Rosenberger explained that the key metric for a spoke-and-hub provider is how many counterparties are on their network.

Network providers work hard to add counterparties because someone would certainly be more comfortable doing business with a vendor who has 500+ counterparties on their network vs 100 counterparties. Expanding their network is always a business challenge.

Beyond that, he added that it is ensuring that their platform is leveraging the latest technology so that it is performant and flexible enough to adhere to the ever changing business and regulatory environment. NYFIX, Itiviti and others claim few if any service disruptions in recent years, and turnaround for new connections has been reduced to days if not faster.

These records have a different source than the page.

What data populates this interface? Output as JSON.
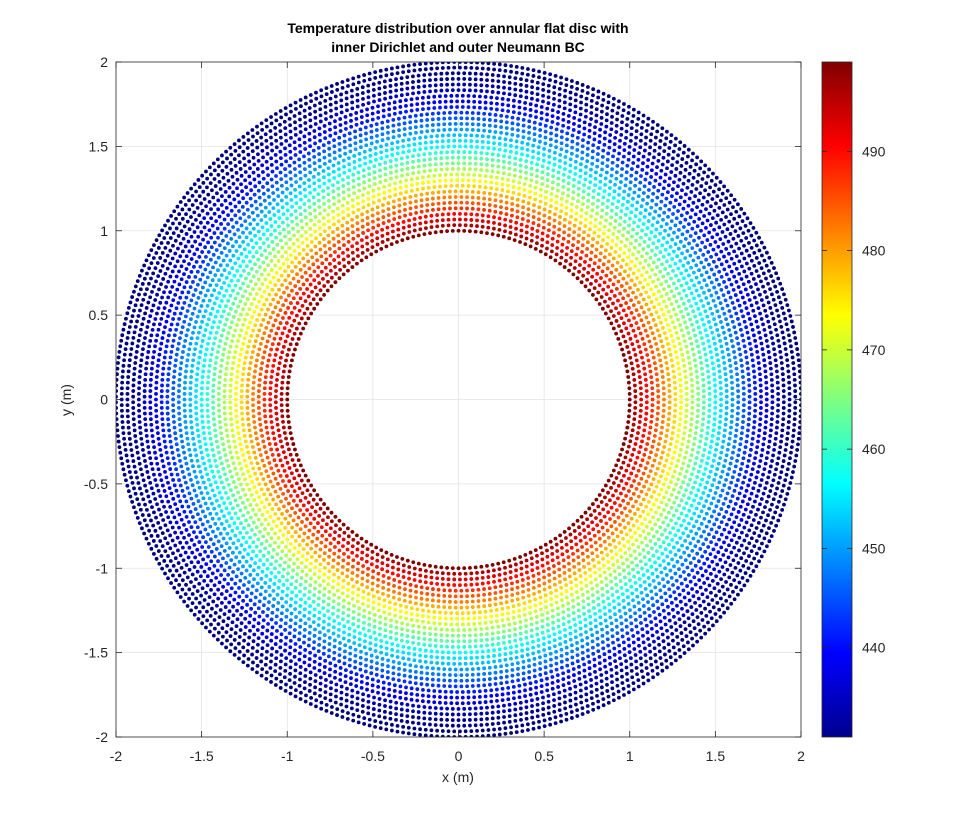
{
  "chart_data": {
    "type": "scatter",
    "title_lines": [
      "Temperature distribution over annular flat disc with",
      "inner Dirichlet and outer Neumann BC"
    ],
    "xlabel": "x (m)",
    "ylabel": "y (m)",
    "xlim": [
      -2,
      2
    ],
    "ylim": [
      -2,
      2
    ],
    "x_ticks": [
      -2,
      -1.5,
      -1,
      -0.5,
      0,
      0.5,
      1,
      1.5,
      2
    ],
    "y_ticks": [
      -2,
      -1.5,
      -1,
      -0.5,
      0,
      0.5,
      1,
      1.5,
      2
    ],
    "x_tick_labels": [
      "-2",
      "-1.5",
      "-1",
      "-0.5",
      "0",
      "0.5",
      "1",
      "1.5",
      "2"
    ],
    "y_tick_labels": [
      "-2",
      "-1.5",
      "-1",
      "-0.5",
      "0",
      "0.5",
      "1",
      "1.5",
      "2"
    ],
    "grid": true,
    "colormap": "jet",
    "colorbar": {
      "range": [
        431,
        499
      ],
      "ticks": [
        440,
        450,
        460,
        470,
        480,
        490
      ],
      "tick_labels": [
        "440",
        "450",
        "460",
        "470",
        "480",
        "490"
      ]
    },
    "field": {
      "inner_radius": 1,
      "outer_radius": 2,
      "inner_value": 499,
      "outer_value": 431,
      "profile": [
        {
          "r": 1.0,
          "value": 499
        },
        {
          "r": 1.1,
          "value": 490
        },
        {
          "r": 1.2,
          "value": 482
        },
        {
          "r": 1.3,
          "value": 473
        },
        {
          "r": 1.4,
          "value": 465
        },
        {
          "r": 1.5,
          "value": 457
        },
        {
          "r": 1.6,
          "value": 450
        },
        {
          "r": 1.7,
          "value": 443
        },
        {
          "r": 1.8,
          "value": 437
        },
        {
          "r": 1.9,
          "value": 432
        },
        {
          "r": 2.0,
          "value": 431
        }
      ]
    }
  }
}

Security is also paramount, and Ullink stresses that it is a key component to delivering the best experience. In a conversation with Traders Magazine, Richard Bentley, Chief Product Officer at Ullink, explained that NYFIX ensures both the physical and digital security of its platforms and data through leading-edge security technology and processes. It employs a multi-tiered network architecture, use of private networks, encrypted VPNs, secure sockets layer encrypted FIX, firewalls, intrusion detection systems, and application layer load balancers to protect the NYFIX Platform and its users.

So where does this leave these connectivity providers now?

The cost of the technology arms race continues to escalate as networks continue to complete for not only the buy-sides dollars and trades but the sell-sides too. But investment in added capabilities must be made deliberately and carefully to ensure providers are not spreading themselves too thin. FinTech providers, like all tech companies, must determine where to draw the limits of their breadth of coverage so they can focus resources on their core competencies, said Allan Goldstein, Chief Financial Officer and Chief Operating Officer at analytics provider Trade Informatics. Consumers of fintech, particularly the buy-side, certainly have a desire to leverage scale and efficiency of multi-product offerings such as multi-asset OMS and EMS. However, quite often breadth of coverage does not always deliver best-of-breed offerings, so consumers must decide when their return on investment is enhanced by choosing from the ala carte menu versus prix fixe.